La formación y el encuentro con la Iglesia universal marcaron la reciente visita a Roma de monseñor Jesús Torres, obispo del Guaviare y sacerdote formado en la Diócesis de Valledupar.
Tras su nombramiento al episcopado, monseñor Jesús Torres fue convocado, junto a otros obispos de reciente designación, al curso para nuevos obispos que se desarrolló en Roma del 2 al 10 de septiembre. En esta edición participaron obispos provenientes de los cinco continentes.
Colombia contó con siete representantes: el obispo de Vélez, dos obispos auxiliares de Cali y los obispos de Tumaco, Guapi, Leticia y Guaviare.
Durante las jornadas, los participantes profundizaron en diferentes dimensiones de la misión episcopal, con espacios dedicados a la formación espiritual y pastoral, así como a temas relacionados con la paz, la economía y otros desafíos que hacen parte del servicio de los obispos en sus Iglesias particulares.

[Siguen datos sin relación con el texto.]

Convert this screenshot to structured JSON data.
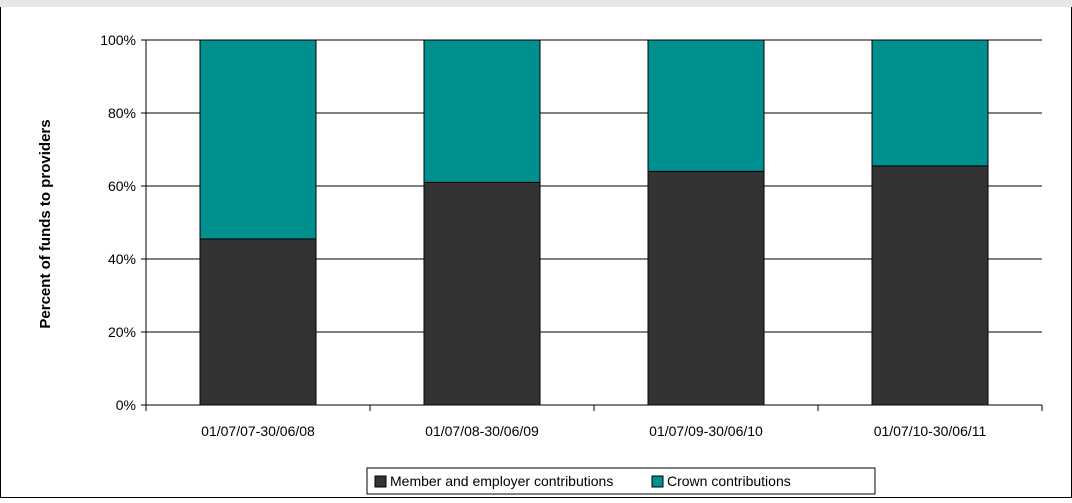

El encuentro contó con la participación de cardenales y responsables de distintos dicasterios de la Santa Sede. Entre ellos estuvo el secretario de Estado del Vaticano, cardenal Pietro Parolin. Las celebraciones eucarísticas también estuvieron presididas por algunos cardenales, entre ellos monseñor Paolo Rudelli, quien fue nuncio apostólico en Colombia.
Un encuentro especial con el Santo Padre
El cierre del curso estuvo marcado por el encuentro de los nuevos obispos con el Santo Padre, una oportunidad en la que cada uno pudo saludar personalmente al Papa.
Para monseñor Jesús Torres, este fue uno de los momentos más significativos de la experiencia en Roma.
“Fue un momento realmente muy emocionante. Uno como que no se acostumbra a tener el gozo de ver al Santo Padre”, expresó al recordar el encuentro.
El obispo quiso además llevar hasta el Vaticano un pedazo de la tierra que hoy tiene a su cargo pastoralmente. Como obsequio para el Santo Padre entregó un poncho representativo del Guaviare, una prenda tradicional utilizada especialmente por los ganaderos y habitantes de la región.
El poncho fue elaborado con un significado particular: en su parte frontal llevaba los escudos de la Santa Sede, del Santo Padre, de San José del Guaviare y su escudo episcopal.
El gesto representa así el vínculo entre la Iglesia universal y la Iglesia particular que hoy pastorea, llevando hasta Roma parte de la identidad y tradición de las comunidades del Guaviare.
La experiencia de monseñor Jesús Torres en Roma se convierte también en un motivo de alegría para la Diócesis de Valledupar, Iglesia en la que recibió parte fundamental de su formación y de su camino vocacional, antes de asumir el ministerio episcopal y ser llamado a servir a la Iglesia en el Guaviare.
Monseñor Jesús Torres le regaló al Papa León un poncho que en la parte frontal lleva los escudos de la Santa Sede, del Santo Padre, de San José del Guaviare y su escudo episcopal.